Star anise is the fruit of a type of Magnolia tree which is native to China and Vietnam. Star anise is unrelated to the Spanish anise seed, but both spices contain anethole, which gives both their distinctive licorice-like flavor. Star anise is used traditionally as tea to ease rheumatism pains. Industrially, star anise is used in creating the anti-influenza drug Tamiflu.
Beautiful to look at, fragrant and delicious to smell and taste, star anise has a more robust flavor than anise seed. Star anise looks like a 12-pointed spicy brown snowflake or flower.

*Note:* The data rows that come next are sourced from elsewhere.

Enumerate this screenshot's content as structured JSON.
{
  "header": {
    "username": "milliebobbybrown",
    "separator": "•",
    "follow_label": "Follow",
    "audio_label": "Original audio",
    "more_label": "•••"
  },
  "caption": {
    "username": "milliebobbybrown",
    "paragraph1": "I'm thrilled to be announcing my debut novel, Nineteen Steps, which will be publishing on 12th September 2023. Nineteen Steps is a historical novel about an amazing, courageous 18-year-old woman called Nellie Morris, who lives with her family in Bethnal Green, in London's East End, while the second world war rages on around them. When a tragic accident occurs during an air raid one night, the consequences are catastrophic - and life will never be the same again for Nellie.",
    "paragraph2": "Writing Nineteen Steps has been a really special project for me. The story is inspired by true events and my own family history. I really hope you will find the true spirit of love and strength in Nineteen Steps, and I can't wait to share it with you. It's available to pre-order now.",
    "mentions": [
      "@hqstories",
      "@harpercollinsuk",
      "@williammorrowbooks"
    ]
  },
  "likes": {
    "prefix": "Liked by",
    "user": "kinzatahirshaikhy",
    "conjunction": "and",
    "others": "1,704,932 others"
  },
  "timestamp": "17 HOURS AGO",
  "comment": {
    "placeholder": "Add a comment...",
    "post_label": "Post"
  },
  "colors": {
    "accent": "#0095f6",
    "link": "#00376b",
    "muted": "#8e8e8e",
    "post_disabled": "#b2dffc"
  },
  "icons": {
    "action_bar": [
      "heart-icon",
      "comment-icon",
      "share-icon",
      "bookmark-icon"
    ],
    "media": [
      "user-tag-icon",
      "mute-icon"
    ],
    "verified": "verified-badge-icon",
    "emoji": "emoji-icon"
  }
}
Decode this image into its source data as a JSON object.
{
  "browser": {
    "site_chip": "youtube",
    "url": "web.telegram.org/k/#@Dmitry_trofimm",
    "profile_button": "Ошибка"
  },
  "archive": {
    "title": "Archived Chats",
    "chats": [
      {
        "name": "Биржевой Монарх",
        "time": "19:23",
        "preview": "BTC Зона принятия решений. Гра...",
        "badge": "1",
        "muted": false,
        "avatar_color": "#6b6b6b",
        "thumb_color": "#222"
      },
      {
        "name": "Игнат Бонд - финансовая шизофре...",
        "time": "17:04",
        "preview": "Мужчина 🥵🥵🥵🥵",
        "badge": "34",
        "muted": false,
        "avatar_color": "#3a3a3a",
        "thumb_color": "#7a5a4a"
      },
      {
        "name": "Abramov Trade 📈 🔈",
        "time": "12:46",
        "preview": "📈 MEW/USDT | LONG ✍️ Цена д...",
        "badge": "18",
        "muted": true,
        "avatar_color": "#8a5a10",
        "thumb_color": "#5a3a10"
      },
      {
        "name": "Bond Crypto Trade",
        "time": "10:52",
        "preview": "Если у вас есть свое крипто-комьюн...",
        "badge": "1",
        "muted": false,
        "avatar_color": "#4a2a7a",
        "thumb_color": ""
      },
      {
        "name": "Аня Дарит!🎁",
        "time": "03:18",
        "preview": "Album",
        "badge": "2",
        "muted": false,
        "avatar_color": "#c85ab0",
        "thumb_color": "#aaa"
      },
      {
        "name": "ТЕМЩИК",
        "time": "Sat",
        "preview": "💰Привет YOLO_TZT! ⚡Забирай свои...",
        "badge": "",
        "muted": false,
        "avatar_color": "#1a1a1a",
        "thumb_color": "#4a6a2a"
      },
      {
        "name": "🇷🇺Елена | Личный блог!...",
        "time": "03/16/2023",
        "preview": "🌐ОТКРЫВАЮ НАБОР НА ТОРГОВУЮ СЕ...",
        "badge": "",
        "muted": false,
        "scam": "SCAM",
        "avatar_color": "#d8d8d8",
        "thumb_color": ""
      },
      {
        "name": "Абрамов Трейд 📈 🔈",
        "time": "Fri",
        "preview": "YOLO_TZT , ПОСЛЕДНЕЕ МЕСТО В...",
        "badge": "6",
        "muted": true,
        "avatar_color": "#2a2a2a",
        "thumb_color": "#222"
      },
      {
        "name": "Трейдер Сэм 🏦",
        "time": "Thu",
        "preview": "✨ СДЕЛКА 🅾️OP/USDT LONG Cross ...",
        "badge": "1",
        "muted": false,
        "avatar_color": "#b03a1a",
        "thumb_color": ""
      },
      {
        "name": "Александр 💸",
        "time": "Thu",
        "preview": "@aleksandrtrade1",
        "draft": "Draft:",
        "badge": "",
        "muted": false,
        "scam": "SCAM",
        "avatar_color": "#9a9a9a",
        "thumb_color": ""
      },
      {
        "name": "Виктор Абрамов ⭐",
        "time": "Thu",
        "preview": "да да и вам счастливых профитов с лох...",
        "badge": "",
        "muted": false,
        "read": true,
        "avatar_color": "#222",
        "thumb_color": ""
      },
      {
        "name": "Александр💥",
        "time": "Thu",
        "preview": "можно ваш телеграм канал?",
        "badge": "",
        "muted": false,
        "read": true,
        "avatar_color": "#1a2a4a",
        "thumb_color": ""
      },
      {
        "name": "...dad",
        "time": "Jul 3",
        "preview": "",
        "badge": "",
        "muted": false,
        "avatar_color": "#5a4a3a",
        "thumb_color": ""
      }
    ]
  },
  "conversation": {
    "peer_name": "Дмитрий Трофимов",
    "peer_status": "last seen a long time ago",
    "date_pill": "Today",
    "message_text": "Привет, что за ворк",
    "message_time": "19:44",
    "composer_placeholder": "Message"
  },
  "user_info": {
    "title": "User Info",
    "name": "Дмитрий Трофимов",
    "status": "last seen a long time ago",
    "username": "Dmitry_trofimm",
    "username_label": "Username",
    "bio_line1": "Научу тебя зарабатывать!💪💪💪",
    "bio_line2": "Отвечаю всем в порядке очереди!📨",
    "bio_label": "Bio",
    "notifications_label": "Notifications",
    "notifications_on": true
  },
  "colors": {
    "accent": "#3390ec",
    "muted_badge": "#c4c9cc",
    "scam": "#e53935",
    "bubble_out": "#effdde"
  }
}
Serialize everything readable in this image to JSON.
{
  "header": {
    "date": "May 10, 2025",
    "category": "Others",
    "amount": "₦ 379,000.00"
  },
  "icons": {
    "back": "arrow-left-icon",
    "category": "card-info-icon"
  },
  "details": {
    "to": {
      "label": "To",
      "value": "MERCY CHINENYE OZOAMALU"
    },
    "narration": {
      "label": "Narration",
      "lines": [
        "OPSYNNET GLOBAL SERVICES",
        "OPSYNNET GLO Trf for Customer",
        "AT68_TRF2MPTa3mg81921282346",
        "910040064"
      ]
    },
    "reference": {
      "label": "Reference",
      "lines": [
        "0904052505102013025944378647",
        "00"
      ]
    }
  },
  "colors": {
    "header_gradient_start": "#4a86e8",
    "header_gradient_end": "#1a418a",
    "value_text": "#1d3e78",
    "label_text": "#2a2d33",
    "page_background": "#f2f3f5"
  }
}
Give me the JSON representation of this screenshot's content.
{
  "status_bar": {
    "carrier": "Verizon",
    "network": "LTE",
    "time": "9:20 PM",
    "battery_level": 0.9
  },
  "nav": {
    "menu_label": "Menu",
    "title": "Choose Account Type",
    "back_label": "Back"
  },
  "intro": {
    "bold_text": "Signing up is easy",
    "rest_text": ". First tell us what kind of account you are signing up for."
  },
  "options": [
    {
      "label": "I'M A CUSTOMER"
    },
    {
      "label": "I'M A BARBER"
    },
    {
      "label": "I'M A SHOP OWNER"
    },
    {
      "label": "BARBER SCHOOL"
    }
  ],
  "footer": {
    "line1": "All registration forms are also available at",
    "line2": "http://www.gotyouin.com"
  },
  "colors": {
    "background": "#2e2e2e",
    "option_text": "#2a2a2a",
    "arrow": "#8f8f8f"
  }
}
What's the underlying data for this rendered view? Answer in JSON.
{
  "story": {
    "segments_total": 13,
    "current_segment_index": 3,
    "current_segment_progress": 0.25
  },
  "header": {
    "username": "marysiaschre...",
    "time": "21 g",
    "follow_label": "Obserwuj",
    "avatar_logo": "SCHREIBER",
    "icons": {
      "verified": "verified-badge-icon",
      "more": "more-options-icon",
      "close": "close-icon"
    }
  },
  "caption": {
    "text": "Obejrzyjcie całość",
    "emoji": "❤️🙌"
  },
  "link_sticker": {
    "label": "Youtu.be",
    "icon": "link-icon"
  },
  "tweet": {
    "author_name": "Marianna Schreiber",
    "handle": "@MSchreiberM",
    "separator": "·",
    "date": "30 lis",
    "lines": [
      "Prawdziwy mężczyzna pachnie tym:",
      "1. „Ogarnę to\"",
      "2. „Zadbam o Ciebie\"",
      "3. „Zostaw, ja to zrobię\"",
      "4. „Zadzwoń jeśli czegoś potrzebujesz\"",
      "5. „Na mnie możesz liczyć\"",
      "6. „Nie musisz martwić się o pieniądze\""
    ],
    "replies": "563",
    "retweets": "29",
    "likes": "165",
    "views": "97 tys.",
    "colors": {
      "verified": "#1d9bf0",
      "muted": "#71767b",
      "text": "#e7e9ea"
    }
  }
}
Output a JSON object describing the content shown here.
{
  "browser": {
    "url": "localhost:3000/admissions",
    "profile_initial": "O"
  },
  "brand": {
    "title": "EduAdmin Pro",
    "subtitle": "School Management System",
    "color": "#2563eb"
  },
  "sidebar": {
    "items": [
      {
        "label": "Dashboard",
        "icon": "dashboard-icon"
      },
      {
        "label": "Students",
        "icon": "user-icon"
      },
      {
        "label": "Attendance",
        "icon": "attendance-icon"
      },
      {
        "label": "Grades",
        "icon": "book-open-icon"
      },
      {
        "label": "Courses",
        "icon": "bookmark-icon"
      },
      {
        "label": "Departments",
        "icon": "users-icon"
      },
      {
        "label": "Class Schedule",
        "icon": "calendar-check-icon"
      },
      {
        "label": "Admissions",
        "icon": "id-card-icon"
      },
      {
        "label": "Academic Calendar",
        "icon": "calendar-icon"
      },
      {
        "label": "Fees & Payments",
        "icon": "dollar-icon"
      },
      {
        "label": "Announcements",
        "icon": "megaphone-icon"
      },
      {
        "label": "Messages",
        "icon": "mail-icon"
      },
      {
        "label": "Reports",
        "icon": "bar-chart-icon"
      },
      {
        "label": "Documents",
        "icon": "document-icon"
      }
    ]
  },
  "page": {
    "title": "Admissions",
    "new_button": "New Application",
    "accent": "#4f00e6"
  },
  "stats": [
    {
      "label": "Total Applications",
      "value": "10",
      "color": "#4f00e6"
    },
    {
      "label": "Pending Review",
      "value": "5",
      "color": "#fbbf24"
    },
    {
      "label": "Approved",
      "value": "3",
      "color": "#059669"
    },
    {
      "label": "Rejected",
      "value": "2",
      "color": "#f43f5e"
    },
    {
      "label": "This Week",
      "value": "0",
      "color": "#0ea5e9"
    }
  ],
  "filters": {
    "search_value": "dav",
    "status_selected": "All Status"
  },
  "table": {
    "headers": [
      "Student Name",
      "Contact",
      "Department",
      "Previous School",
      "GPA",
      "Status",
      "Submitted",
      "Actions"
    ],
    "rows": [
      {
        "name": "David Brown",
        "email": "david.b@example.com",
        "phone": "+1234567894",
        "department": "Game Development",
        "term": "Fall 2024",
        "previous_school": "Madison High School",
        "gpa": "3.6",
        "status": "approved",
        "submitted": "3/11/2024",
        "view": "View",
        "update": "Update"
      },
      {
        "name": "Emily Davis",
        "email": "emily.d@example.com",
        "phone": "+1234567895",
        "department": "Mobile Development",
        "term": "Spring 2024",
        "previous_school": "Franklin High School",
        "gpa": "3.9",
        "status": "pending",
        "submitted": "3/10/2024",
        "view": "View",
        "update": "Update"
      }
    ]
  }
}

The aroma of star anise is much like fennel and anise; its taste is pungent and sweet with hints of licorice. Star anise has an assertive warm kick.
Star anise is a star [yuk, yuk] player in the cooking of India, China, and southeast Asia. Star anise lends its distinctive flavor to Indian biryani, is widely used in Chinese stocks and soups, is a major component of the Indian garam masala and Chinese five-spice spice blends, and figures prominently in in Malay and Indonesian cuisine. Star anise is also a major ingredient of Vietnamese pho, and of masala chai tea.
Use whole star anise for crafts, as garnishes, or in dishes where the presentation matters. Ground star anise is perfect for baking, barbecue sauces, and meat rubs. Use it sparingly--a little goes a long way.
Star anise enhances the flavor of meat - combining especially well with pork and duck. We have used it with great results in Mexican carnets. Star anise is delicious in roasted chicken, light soups, clear broths, rice pudding, steamed cabbage and braised leeks. For a spicy sweet flavor, add a star inside the cavity of a whole chicken before roasting.